Plenty of employees hate their employer. Plenty of employers don’t treat their employees well. However, general animosity between employer and employee is not necessarily grounds for any kind of lawsuit — until it is.
You can launch lawsuit after lawsuit against your employer, but you will be wasting your money — and endangering your employment potential — unless you have a real case. Here are a few examples of legitimate cases you might have against an employer and what you can do to get your due.
It is natural to feel frustrated and upset when you get let go from a position, and you might even feel that your termination was unfair. However, you shouldn’t sue your employer for wrongful termination unless your termination falls into a particular category that is possible to litigate.
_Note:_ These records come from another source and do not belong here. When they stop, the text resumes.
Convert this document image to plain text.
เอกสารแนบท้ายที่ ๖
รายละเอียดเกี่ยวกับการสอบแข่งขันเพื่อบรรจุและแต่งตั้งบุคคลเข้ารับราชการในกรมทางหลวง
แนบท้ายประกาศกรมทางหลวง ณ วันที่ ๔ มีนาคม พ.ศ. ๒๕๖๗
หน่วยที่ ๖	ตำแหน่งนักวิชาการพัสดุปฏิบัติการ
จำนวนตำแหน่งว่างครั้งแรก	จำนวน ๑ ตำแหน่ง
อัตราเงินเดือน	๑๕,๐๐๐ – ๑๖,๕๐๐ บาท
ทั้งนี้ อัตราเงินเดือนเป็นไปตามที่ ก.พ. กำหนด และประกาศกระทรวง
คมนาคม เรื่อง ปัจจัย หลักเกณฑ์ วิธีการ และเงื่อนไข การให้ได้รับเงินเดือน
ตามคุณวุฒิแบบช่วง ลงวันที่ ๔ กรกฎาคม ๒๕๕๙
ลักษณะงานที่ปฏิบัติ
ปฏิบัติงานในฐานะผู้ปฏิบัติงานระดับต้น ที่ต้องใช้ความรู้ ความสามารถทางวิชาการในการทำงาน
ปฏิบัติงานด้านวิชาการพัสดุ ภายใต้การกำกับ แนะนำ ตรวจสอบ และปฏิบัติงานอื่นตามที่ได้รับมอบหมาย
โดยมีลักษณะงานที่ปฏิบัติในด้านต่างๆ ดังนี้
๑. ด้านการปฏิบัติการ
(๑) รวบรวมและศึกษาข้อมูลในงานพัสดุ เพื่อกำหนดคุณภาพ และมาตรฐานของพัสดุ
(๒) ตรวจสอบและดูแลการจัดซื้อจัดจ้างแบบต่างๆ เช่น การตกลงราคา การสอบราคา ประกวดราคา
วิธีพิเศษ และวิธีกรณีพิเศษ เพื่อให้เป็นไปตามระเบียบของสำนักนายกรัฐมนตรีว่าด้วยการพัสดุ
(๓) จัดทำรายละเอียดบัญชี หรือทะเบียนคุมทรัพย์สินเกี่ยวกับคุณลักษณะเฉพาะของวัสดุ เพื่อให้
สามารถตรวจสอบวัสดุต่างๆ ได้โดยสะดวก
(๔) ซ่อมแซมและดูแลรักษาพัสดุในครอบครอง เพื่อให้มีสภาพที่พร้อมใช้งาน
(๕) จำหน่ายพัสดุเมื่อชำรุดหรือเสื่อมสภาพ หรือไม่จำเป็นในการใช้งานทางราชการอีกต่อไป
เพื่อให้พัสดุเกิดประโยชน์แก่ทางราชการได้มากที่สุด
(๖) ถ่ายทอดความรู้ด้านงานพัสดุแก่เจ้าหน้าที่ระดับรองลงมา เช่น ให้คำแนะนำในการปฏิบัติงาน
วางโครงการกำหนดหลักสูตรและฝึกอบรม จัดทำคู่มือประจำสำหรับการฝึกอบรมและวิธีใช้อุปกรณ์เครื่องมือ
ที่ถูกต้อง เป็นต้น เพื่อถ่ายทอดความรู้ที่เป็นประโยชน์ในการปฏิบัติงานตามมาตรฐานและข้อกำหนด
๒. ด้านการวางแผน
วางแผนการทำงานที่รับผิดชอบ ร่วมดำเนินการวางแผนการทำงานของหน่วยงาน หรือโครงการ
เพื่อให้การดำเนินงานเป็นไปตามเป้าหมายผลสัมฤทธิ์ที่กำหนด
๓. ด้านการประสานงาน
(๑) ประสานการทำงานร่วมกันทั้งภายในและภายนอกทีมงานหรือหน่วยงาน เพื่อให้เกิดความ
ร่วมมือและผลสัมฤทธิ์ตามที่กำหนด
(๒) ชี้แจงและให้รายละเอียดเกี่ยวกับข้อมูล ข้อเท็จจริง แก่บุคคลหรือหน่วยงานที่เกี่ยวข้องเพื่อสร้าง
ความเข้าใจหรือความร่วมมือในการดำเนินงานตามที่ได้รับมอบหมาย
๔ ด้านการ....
In truth, you can sue your employer over any termination, but you will likely be wasting your time and money — and get nothing to show for the lawsuit — unless your termination was the result of something like the following:
- Sexual harassment
- Hostile work environment
- Race discrimination
- Violation of the Family and Medical Leave Act
- Wage and hour disputes
Technically, termination for whistleblowing on your employer — that is, reporting fraud, abuse, corruption or other public concerns — is a legal issue called “retaliation,” which is also a good reason to fight your former employer, but you should hire experienced retaliation attorneys, like those at Halunen Law, instead of a run-of-the-mill employment law attorney.
Unfortunately, you can be discriminated against at work without suffering a wrongful termination. In fact, a study on U.S. employees found that roughly three in five American workers have either witnessed or personally experienced discrimination based on age, race, gender or sexual orientation. Yet, as with other employment cases, you shouldn’t launch a lawsuit simply because you feel that you are treated unfairly. To win a discrimination case, you need evidence that your employer is treating you differently, like unequal pay, failure to grant reasonable accommodations or exclusion from coworkers. The more evidence you have, and the more detailed your evidence, the better.
Like discrimination, harassment can occur without termination. Unlike discrimination, harassment involves inappropriate behavior, especially that which makes you feel unwanted or uncomfortable. Often, harassment is difficult to prove because it tends to occur in person, in environments without witnesses, and the inappropriate behavior can be subtle or easy to explain away. Bullying by coworkers is a common example of harassment, but you might also experience harassment as suggestive facial expressions or turns of phrase. If you plan to file a harassment claim, you need plenty of documentation of the behavior, such as complaints to management and HR.
Everyone makes mistakes, even employers. While one incorrect paycheck shouldn’t be a significant cause for concern, you might need to file a lawsuit if your employer consistently makes payment mistakes and refuses to rectify them. Still, before you start legal action, you should pursue every possible avenue for payment correction, from talking to your manager to talking to HR to making sure you didn’t make your own mistake clocking in or out. If you are absolutely not at fault and your boss tries to dissuade you from seeking your full, owed compensation, you need to talk to an attorney about your options.
Your workplace should do everything in its power to keep its employees safe. Thus, you have the right to file a workplace injury lawsuit even if your employer conforms to OSHA rules and regulations. Though many workers think of workplace injuries as issues like toxic chemical exposure, damage from falling objects or slips or violence from a coworker, the truth is that you can have a successful lawsuit for white-collar injuries like carpal tunnel syndrome or spinal compression if your evidence of workplace negligence is sound. As always, you should take the time to document your injury well, keeping evidence of doctor’s visits and HR complaints, which can be valuable during the course of your lawsuit.
Even if you love your employer and want to see them succeed, you should be willing to file a lawsuit if you are not being treated fairly at your job. You should pay attention to your workplace environment and keep your own records of interactions, just in case you do need to develop a legal case against your employer.